Breaking from the mainstream GOP also has earned scorn from some critics including conservative radio host Rush Limbaugh, who calls Snowe a RINO, or Republican in Name Only. She brushed aside Limbaugh’s criticism. “He’s got a job to do, and I’ve got a job to do,” she said.

Snowe said Republicans who refuse to compromise haven’t learned the lessons of the past couple of elections. She noted that she won in 2006 and Sen. Susan Collins, her fellow Maine Republican, won in 2008 when the GOP was losing ground elsewhere. The party should take note and begin charting a new course, she said.

“It’s simple mathematics. If you want to be a broad-based party and be inclusive, you’re going to have to think about how you can appeal to all regions of the country,” she said. “We don’t want to be the party that has the smallest political tent.”

With Democrats now controlling Congress and the White House, Snowe said the remaining Republican centrists can work with like-minded Democrats such as Ben Nelson of Nebraska, Blanche Lincoln of Arkansas and Mary Landrieu of Louisiana to craft solutions that most Americans would support.

Such solutions, she said, are vital as the nation copes with the worst economic challenge since the Great Depression and the need to quickly overhaul a broken health care system whose defects can no longer be ignored.

As a member of the Finance Committee’s subcommittee on health care, Snowe expects to be in the forefront of the movement for reform. In her visit this week to Maine, she held two meetings with those involved in the system to talk about changes they would like to see.
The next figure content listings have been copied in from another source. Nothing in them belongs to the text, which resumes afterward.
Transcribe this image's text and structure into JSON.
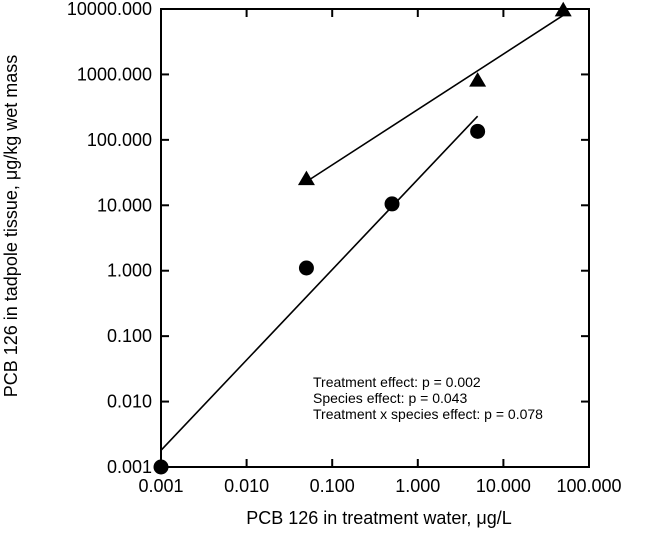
{
  "chart_data": {
    "type": "scatter",
    "xlabel": "PCB 126 in treatment water, μg/L",
    "ylabel": "PCB 126 in tadpole tissue, μg/kg wet mass",
    "x_scale": "log",
    "y_scale": "log",
    "xlim": [
      0.001,
      100
    ],
    "ylim": [
      0.001,
      10000
    ],
    "x_ticks": [
      0.001,
      0.01,
      0.1,
      1,
      10,
      100
    ],
    "x_tick_labels": [
      "0.001",
      "0.010",
      "0.100",
      "1.000",
      "10.000",
      "100.000"
    ],
    "y_ticks": [
      0.001,
      0.01,
      0.1,
      1,
      10,
      100,
      1000,
      10000
    ],
    "y_tick_labels": [
      "0.001",
      "0.010",
      "0.100",
      "1.000",
      "10.000",
      "100.000",
      "1000.000",
      "10000.000"
    ],
    "grid": false,
    "series": [
      {
        "marker": "circle",
        "points": [
          {
            "x": 0.001,
            "y": 0.001
          },
          {
            "x": 0.05,
            "y": 1.1
          },
          {
            "x": 0.5,
            "y": 10.5
          },
          {
            "x": 5,
            "y": 135
          }
        ],
        "fit": {
          "x": [
            0.001,
            5
          ],
          "y": [
            0.0018,
            230
          ]
        }
      },
      {
        "marker": "triangle",
        "points": [
          {
            "x": 0.05,
            "y": 25
          },
          {
            "x": 5,
            "y": 800
          },
          {
            "x": 50,
            "y": 9500
          }
        ],
        "fit": {
          "x": [
            0.05,
            50
          ],
          "y": [
            23,
            8000
          ]
        }
      }
    ],
    "annotations": [
      "Treatment effect: p = 0.002",
      "Species effect: p = 0.043",
      "Treatment x species effect: p = 0.078"
    ]
  }
}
Snowe said she’s optimistic that a health care overhaul will make it through Congress this session, calling it the best opportunity since President Clinton’s ambitious plan fizzled in 1993. Since then, she said, more than 7 million Americans have lost their health coverage, creating a new sense of urgency.

Although she is not prepared to endorse a plan offered by Sens. Ron Wyden, D-Ore., and Robert Bennett, R-Utah, Snowe said it contains elements worthy of support and reflects the kind of bipartisan thinking that she feels is so important.